Mixed Strategy Payoff Calculation Quiz

Expected payoff in a mixed strategy game is the probability-weighted average of all possible outcomes. It is calculated by multiplying each potential payoff by the probability it occurs and summing those values. This measure represents the average return a player can anticipate from a strategy when the opponent is randomizing across their available strategies.

Player 1 calculates the expected payoff from Up by weighting each payoff in the Up row by the probability that Player 2 plays each corresponding strategy. The Up-Left payoff is multiplied by q and the Up-Right payoff is multiplied by 1-q and these two values are summed to give the full expected payoff from playing Up against a randomizing opponent.

Finding Player 1's equilibrium mixing probability requires setting Player 2's expected payoffs equal across all of Player 2's strategies.
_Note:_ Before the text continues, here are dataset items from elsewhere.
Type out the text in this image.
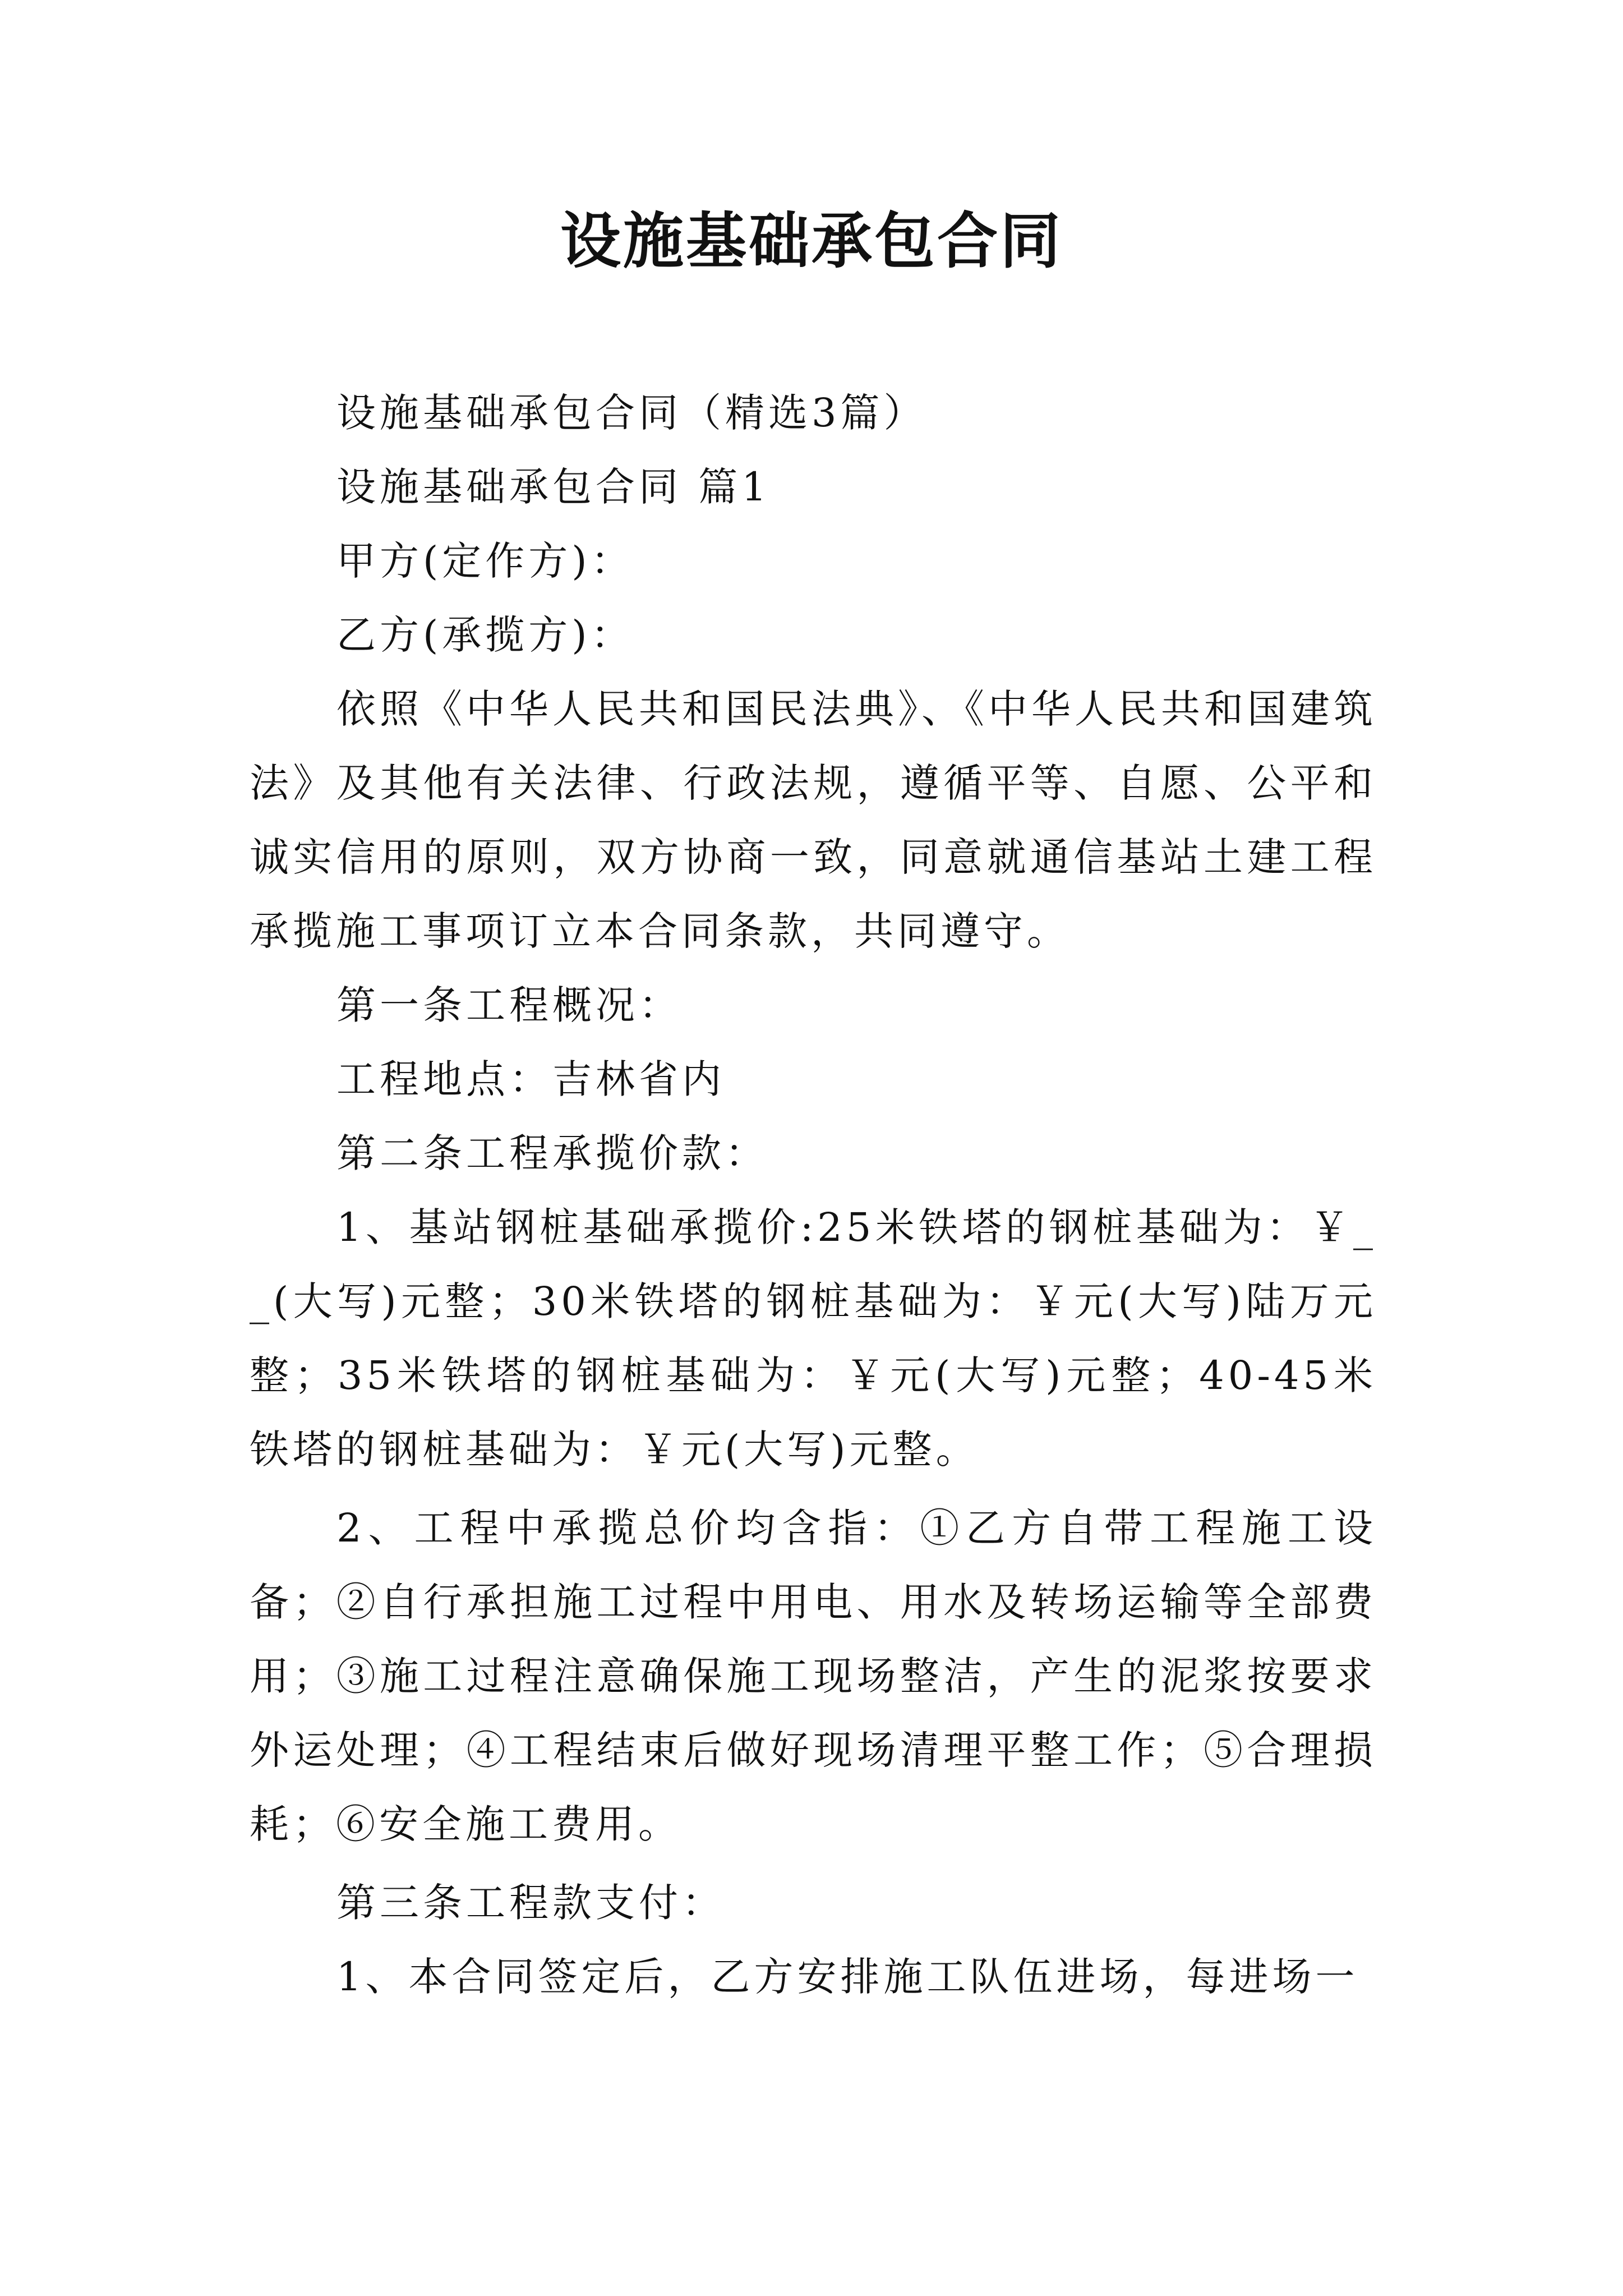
设施基础承包合同

设施基础承包合同（精选3篇）

设施基础承包合同 篇1

甲方(定作方)：

乙方(承揽方)：

依照《中华人民共和国民法典》、《中华人民共和国建筑法》及其他有关法律、行政法规，遵循平等、自愿、公平和诚实信用的原则，双方协商一致，同意就通信基站土建工程承揽施工事项订立本合同条款，共同遵守。

第一条工程概况：

工程地点：吉林省内

第二条工程承揽价款：

1、基站钢桩基础承揽价:25米铁塔的钢桩基础为：￥__(大写)元整；30米铁塔的钢桩基础为：￥元(大写)陆万元整；35米铁塔的钢桩基础为：￥元(大写)元整；40-45米铁塔的钢桩基础为：￥元(大写)元整。

2、工程中承揽总价均含指：①乙方自带工程施工设备；②自行承担施工过程中用电、用水及转场运输等全部费用；③施工过程注意确保施工现场整洁，产生的泥浆按要求外运处理；④工程结束后做好现场清理平整工作；⑤合理损耗；⑥安全施工费用。

第三条工程款支付：

1、本合同签定后，乙方安排施工队伍进场，每进场一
Player 1's mixing probabilities are what create indifference for Player 2. This means solving the equation where Player 2's expected payoff from Left equals Player 2's expected payoff from Right yields the equilibrium probability that Player 1 must use.
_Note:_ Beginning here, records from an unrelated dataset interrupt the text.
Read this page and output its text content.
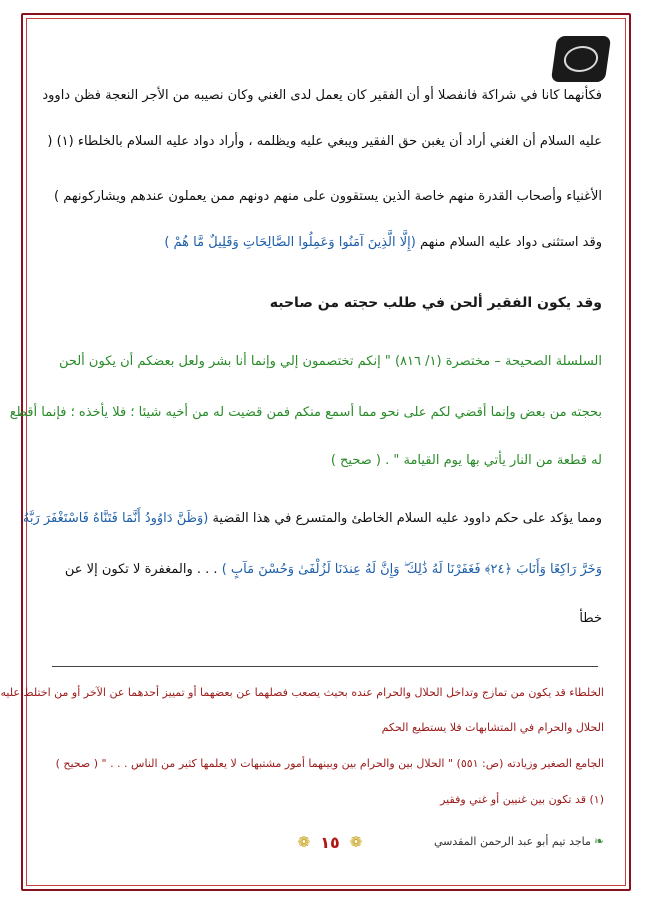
فكأنهما كانا في شراكة فانفصلا أو أن الفقير كان يعمل لدى الغني وكان نصيبه من الأجر النعجة فظن داوود
عليه السلام أن الغني أراد أن يغبن حق الفقير ويبغي عليه ويظلمه ، وأراد دواد عليه السلام بالخلطاء (١) (
الأغنياء وأصحاب القدرة منهم خاصة الذين يستقوون على منهم دونهم ممن يعملون عندهم ويشاركونهم )
وقد استثنى دواد عليه السلام منهم (إِلَّا الَّذِينَ آمَنُوا وَعَمِلُوا الصَّالِحَاتِ وَقَلِيلٌ مَّا هُمْ )
وقد يكون الفقير ألحن في طلب حجته من صاحبه
السلسلة الصحيحة – مختصرة (١/ ٨١٦) " إنكم تختصمون إلي وإنما أنا بشر ولعل بعضكم أن يكون ألحن
بحجته من بعض وإنما أقضي لكم على نحو مما أسمع منكم فمن قضيت له من أخيه شيئا ؛ فلا يأخذه ؛ فإنما أقطع
له قطعة من النار يأتي بها يوم القيامة " . ( صحيح )
ومما يؤكد على حكم داوود عليه السلام الخاطئ والمتسرع في هذا القضية (وَظَنَّ دَاوُودُ أَنَّمَا فَتَنَّاهُ فَاسْتَغْفَرَ رَبَّهُ
وَخَرَّ رَاكِعًا وَأَنَابَ ﴿٢٤﴾ فَغَفَرْنَا لَهُ ذَٰلِكَ ۖ وَإِنَّ لَهُ عِندَنَا لَزُلْفَىٰ وَحُسْنَ مَآبٍ ) . . . والمغفرة لا تكون إلا عن
خطأ
الخلطاء قد يكون من تمازج وتداخل الحلال والحرام عنده بحيث يصعب فصلهما عن بعضهما أو تمييز أحدهما عن الآخر أو من اختلط عليه
الحلال والحرام في المتشابهات فلا يستطيع الحكم
الجامع الصغير وزيادته (ص: ٥٥١) " الحلال بين والحرام بين وبينهما أمور مشتبهات لا يعلمها كثير من الناس . . . " ( صحيح )
(١) قد تكون بين غنيين أو غني وفقير
❧ماجد تيم أبو عبد الرحمن المقدسي
❁ ١٥ ❁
If Player 2 plays Heads with probability 0.5 and Tails with probability 0.5, Player 1 earns 1 when both play Heads and loses 1 when Player 2 plays Tails. The expected payoff equals 0.5 multiplied by 1 plus 0.5 multiplied by negative 1 which equals 0. This confirms that Player 1 is indifferent between Heads and Tails, satisfying the equilibrium indifference condition.

When expected payoffs are equalized across strategies the player is indifferent between them. This indifference is the necessary condition for the player to be willing to randomize across those strategies. If one strategy yielded a strictly higher expected payoff the player would deviate to playing it with certainty which would destroy the mixed strategy equilibrium.

This statement is false. In a mixed strategy Nash Equilibrium each player chooses mixing probabilities that make the opponent indifferent between the opponent's own strategies rather than directly maximizing their own expected payoff. This is one of the most counterintuitive features of mixed strategy equilibrium and distinguishes it from standard individual payoff maximization.

Calculating a mixed strategy Nash Equilibrium involves expressing expected payoffs as functions of the opponent's mixing probability, setting those expected payoffs equal to identify the equilibrium probability, and verifying no player can profitably deviate. Directly maximizing one's own expected payoff is not the method for finding equilibrium mixing probabilities in a mixed strategy game.

Setting Player 2's expected payoff from Left equal to their expected payoff from Right creates an equation in terms of p which is Player 1's mixing probability. Solving for p reveals exactly what probability Player 1 must assign to Up to make Player 2 indifferent, which is the definition of Player 1's equilibrium mixing strategy in a mixed strategy Nash Equilibrium.

In a two player mixed strategy game each outcome payoff is weighted by the joint probability that both players choose the strategies producing that outcome. Multiplying each outcome payoff by its joint probability and summing across all possible strategy combinations gives the full expected payoff for each player in the game.

To identify the best response the firm calculates the expected payoff from each of its own strategies by weighting outcomes against the rival's mixing probabilities of 0.6 and 0.4. This expected payoff calculation reveals which strategy or mix yields the highest average return given the rival's randomization, which is central to identifying best responses in mixed strategy settings.

This statement is false. At a mixed strategy Nash Equilibrium the expected payoff from mixing equals the expected payoff from each individual pure strategy in the support of the mix. The mixed strategy does not produce a strictly higher expected payoff than the pure strategies it contains. All strategies assigned positive probability yield exactly the same expected return at equilibrium.

Mixing probabilities must lie between zero and one to form a valid probability distribution. A negative probability or one greater than one has no meaningful strategic interpretation. Verifying that solved probabilities fall within this range confirms the mathematical solution corresponds to a genuinely mixed strategy rather than a pure strategy or an infeasible mathematical artifact.

Expected payoffs in mixed strategy games depend on both the player's own strategy and the opponent's mixing probabilities. At equilibrium all strategies in the support of the mix yield equal expected payoffs. Changes in the opponent's mixing probabilities directly alter the player's expected payoffs. A strategy assigned zero probability does not yield a higher expected payoff than those in the equilibrium mix.

In a symmetric game where both players face identical payoff structures the equilibrium mixing probabilities are the same for both players. The symmetry of the payoff matrix means the indifference conditions faced by each player yield identical solutions. Rock Paper Scissors is a standard example where all players mix with equal probability across all three strategies.

The final verification step is confirming that no player has an incentive to deviate from the calculated mixing probabilities. This means checking that no alternative strategy or mixing proportion would yield a strictly higher expected payoff. If this no-deviation condition holds for all players the solution is confirmed as a valid mixed strategy Nash Equilibrium.